In this packet, the Ethernet type/length field is 0x0800, so the Ethernet payload, following the Ethernet header, is an IPv4 packet, beginning with an IPv4 header:
45: IPv4 version/header length
00: IPv4 Type of Service/Differentiated Service
0x0010: 0a e2: IPv4 total length
9c bf: IPv4 identification
40 00: IPv4 flags/fragment offset
3f: IPv4 time-to-live
06: IPv4 (next) protocol - 6 = TCP
ac 3b: IPv4 header checksum
0a f0 23 51: IPv4 source address
ac 11: first 2 bytes of IPv4 destination address
0x0020: 0d c9: second 2 bytes of IPv4 destination address
The IPv4 header length is 5, so the IPv4 header is 20 bytes. That's the minimum IPv4 header length; it can't be smaller, but it can be larger, if there are IPv4 options after the fixed-length part of the header. There aren't any, in this case.
As the protocol field has the value 6, the IPv4 payload is a TCP packet:
ba f0: TCP source port (47856)
1f 90: TCP destination port (8080)
86 e2 f3 b7: TCP sequence number
f9 9e b5 03: TCP acknowledgment number
80: TCP data offset + reserved bits
18: reserved bits + TCP flags
0x0030: 00 1c: TCP window
f2 ef: TCP checksum
00 00: TCP urgent pointer
That's the 20-byte fixed-length portion of the TCP header; however, the TCP header length is 32 bytes, so there are an additional 12 bytes of TCP options in the header:
01: TCP No-Operation option
01: TCP No-Operation option
08 0a 71 a8 6f 0b 0c c8: first 8 bytes of TCP Timestamp option
0x0040: 2e 78: last 2 bytes of TCP Timestamp option
A TCP header's length must be a multiple of 32 bits, i.e. a multiple of 4 bytes; TCP options might not be a multiple of 4 in length - the TCP Timestamp option is 10 bytes long - so the No-Operation option is used for padding.

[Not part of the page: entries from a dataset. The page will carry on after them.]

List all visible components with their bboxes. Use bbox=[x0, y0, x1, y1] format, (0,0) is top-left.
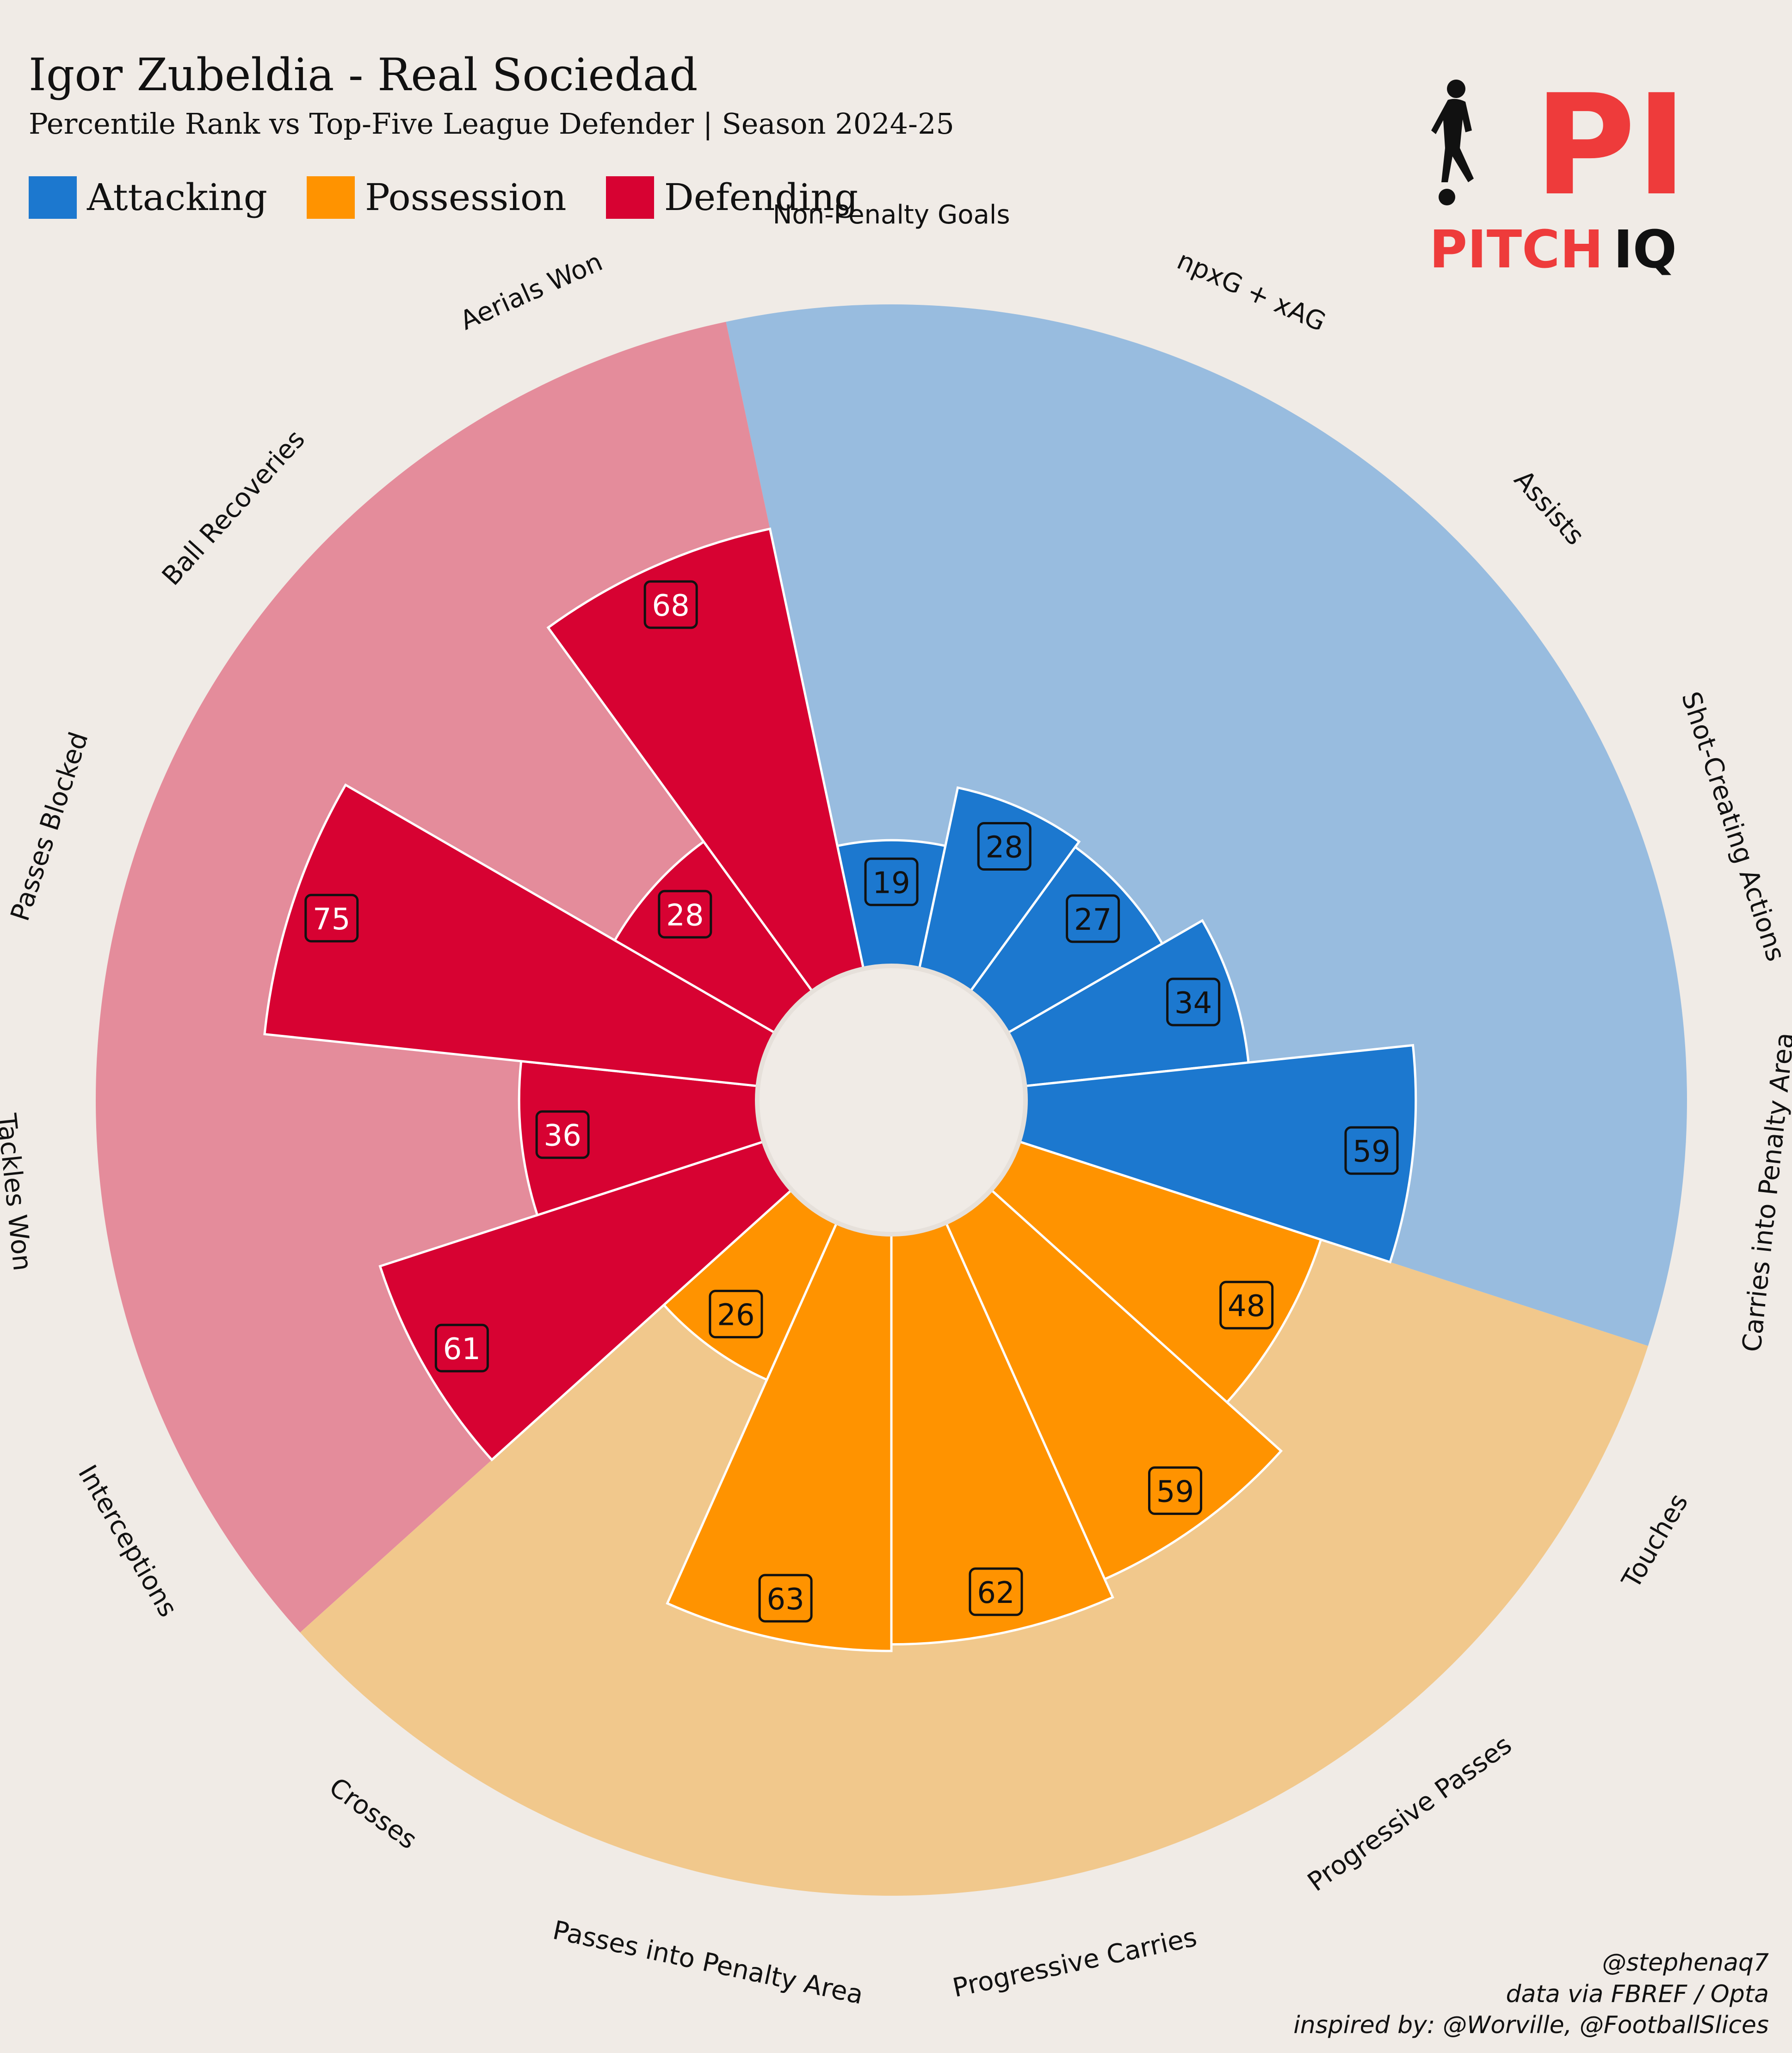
legend-item-defending: Defending bbox=[606, 176, 859, 219]
value-label-box-assists bbox=[1066, 894, 1120, 943]
logo-mark: PI bbox=[1534, 69, 1687, 217]
logo-brand: PITCH bbox=[1429, 220, 1604, 280]
chart-header: Igor Zubeldia - Real Sociedad Percentile… bbox=[29, 49, 954, 141]
value-label-ball-recoveries: 28 bbox=[666, 898, 704, 933]
legend-label-defending: Defending bbox=[664, 176, 859, 219]
value-label-box-aerials-won bbox=[643, 580, 698, 629]
credit-handle: @stephenaq7 bbox=[1602, 1949, 1769, 1977]
logo-wordmark: PITCH IQ bbox=[1429, 220, 1677, 280]
value-label-box-touches bbox=[1219, 1280, 1274, 1330]
value-label-progressive-carries: 62 bbox=[977, 1576, 1014, 1610]
value-label-npxg-xag: 28 bbox=[985, 831, 1023, 865]
value-label-box-progressive-passes bbox=[1148, 1466, 1202, 1515]
value-label-box-npxg-xag bbox=[977, 822, 1032, 871]
legend-label-possession: Possession bbox=[365, 176, 567, 219]
value-label-box-passes-into-penalty-area bbox=[758, 1574, 813, 1623]
legend-item-possession: Possession bbox=[306, 176, 567, 219]
credit-source: data via FBREF / Opta bbox=[1506, 1980, 1769, 2008]
category-label-non-penalty-goals: Non-Penalty Goals bbox=[772, 200, 1010, 230]
category-label-carries-into-penalty-area: Carries into Penalty Area bbox=[1737, 1031, 1792, 1354]
category-label-interceptions: Interceptions bbox=[72, 1460, 183, 1622]
value-label-passes-into-penalty-area: 63 bbox=[766, 1583, 804, 1617]
value-label-progressive-passes: 59 bbox=[1156, 1475, 1194, 1509]
chart-title: Igor Zubeldia - Real Sociedad bbox=[29, 49, 698, 101]
category-label-touches: Touches bbox=[1616, 1489, 1694, 1594]
category-label-passes-blocked: Passes Blocked bbox=[5, 729, 94, 925]
credits: @stephenaq7 data via FBREF / Opta inspir… bbox=[1293, 1948, 1769, 2041]
value-label-box-carries-into-penalty-area bbox=[1344, 1126, 1399, 1175]
legend-swatch-attacking bbox=[29, 176, 77, 219]
logo-suffix: IQ bbox=[1613, 220, 1677, 280]
footballer-silhouette-icon: PI bbox=[1431, 65, 1687, 226]
category-label-tackles-won: Tackles Won bbox=[0, 1112, 37, 1272]
value-label-tackles-won: 36 bbox=[544, 1119, 581, 1153]
value-label-aerials-won: 68 bbox=[652, 589, 689, 623]
value-label-passes-blocked: 75 bbox=[313, 903, 350, 937]
category-label-assists: Assists bbox=[1508, 464, 1590, 551]
value-label-non-penalty-goals: 19 bbox=[872, 866, 910, 900]
value-label-box-shot-creating-actions bbox=[1166, 977, 1221, 1026]
legend-label-attacking: Attacking bbox=[87, 176, 267, 219]
value-label-box-progressive-carries bbox=[969, 1567, 1023, 1616]
category-label-shot-creating-actions: Shot-Creating Actions bbox=[1675, 688, 1791, 965]
value-label-box-tackles-won bbox=[535, 1110, 590, 1159]
category-label-passes-into-penalty-area: Passes into Penalty Area bbox=[550, 1915, 865, 2010]
category-label-crosses: Crosses bbox=[323, 1772, 422, 1855]
value-label-shot-creating-actions: 34 bbox=[1174, 986, 1212, 1020]
value-label-assists: 27 bbox=[1074, 903, 1112, 937]
value-label-box-interceptions bbox=[434, 1323, 489, 1373]
category-label-ball-recoveries: Ball Recoveries bbox=[156, 424, 311, 591]
value-label-crosses: 26 bbox=[717, 1299, 754, 1333]
value-label-box-ball-recoveries bbox=[658, 890, 712, 939]
category-label-npxg-xag: npxG + xAG bbox=[1173, 245, 1330, 337]
legend-swatch-possession bbox=[306, 176, 355, 219]
legend: Attacking Possession Defending bbox=[29, 176, 858, 219]
value-label-box-passes-blocked bbox=[304, 894, 359, 943]
category-label-aerials-won: Aerials Won bbox=[456, 247, 607, 336]
chart-subtitle: Percentile Rank vs Top-Five League Defen… bbox=[29, 106, 954, 141]
legend-item-attacking: Attacking bbox=[29, 176, 267, 219]
center-hole bbox=[755, 964, 1028, 1237]
category-label-progressive-carries: Progressive Carries bbox=[950, 1922, 1199, 2003]
value-label-box-non-penalty-goals bbox=[864, 857, 919, 906]
credit-inspired: inspired by: @Worville, @FootballSlices bbox=[1293, 2011, 1769, 2040]
value-label-touches: 48 bbox=[1228, 1289, 1265, 1323]
value-label-interceptions: 61 bbox=[443, 1332, 481, 1367]
value-label-box-crosses bbox=[709, 1290, 763, 1339]
pitch-iq-logo: PI PITCH IQ bbox=[1429, 65, 1707, 282]
value-label-carries-into-penalty-area: 59 bbox=[1353, 1135, 1390, 1169]
legend-swatch-defending bbox=[606, 176, 654, 219]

So those 32 bytes were the TCP header; what follows is the TCP payload. Apparently, this is on an HTTP connection (the packet is being sent to port 8080, which is an alternate HTTP port), and this is the beginning of an HTTP GET request:
47 45 54 20 2f 69 63 6f 6e 73 2f 75 6e 6b
0x0050: 6e 6f 77 6e 2e 67 69 66 20 48 54 54 50 2f 31 2e
0x0060: 31 0d 0a 68 6f 73 74 3a 20 70 68 70 2d 6d 69 6e
So:
as this was captured either on an Ethernet or on a Wi-Fi network when not in monitor mode (or on some other type of network that either uses Ethernet headers or on which the adapter or driver supplies "fake Ethernet" headers, as with Wi-Fi), the packet will start with an Ethernet header;
as the Ethernet type value is 0x0800, it's followed by an IPv4 header;
as the IPv4 protocol value is 6, it's followed by a TCP header;
as one of the TCP port numbers is a port number typically used by HTTP (8080), it's probably followed by HTTP data of some sort (this isn't guaranteed, however - TCP port numbers are more like hints).
For ARP over the same network, you'll again have an Ethernet header (the ffff ffff is the Ethernet broadcast address, so the packet is being broadcast, as ARP requests usually are), with an Ethernet type of 0x0806, which is the Ethernet type value for ARP.
For ICMP over the same network, you'll again have an Ethernet header, and you'll also have an IPv4 header, so the Ethernet type will be 0x0800. The value in the protocol field in the IPv4 header will be 1, for ICMP.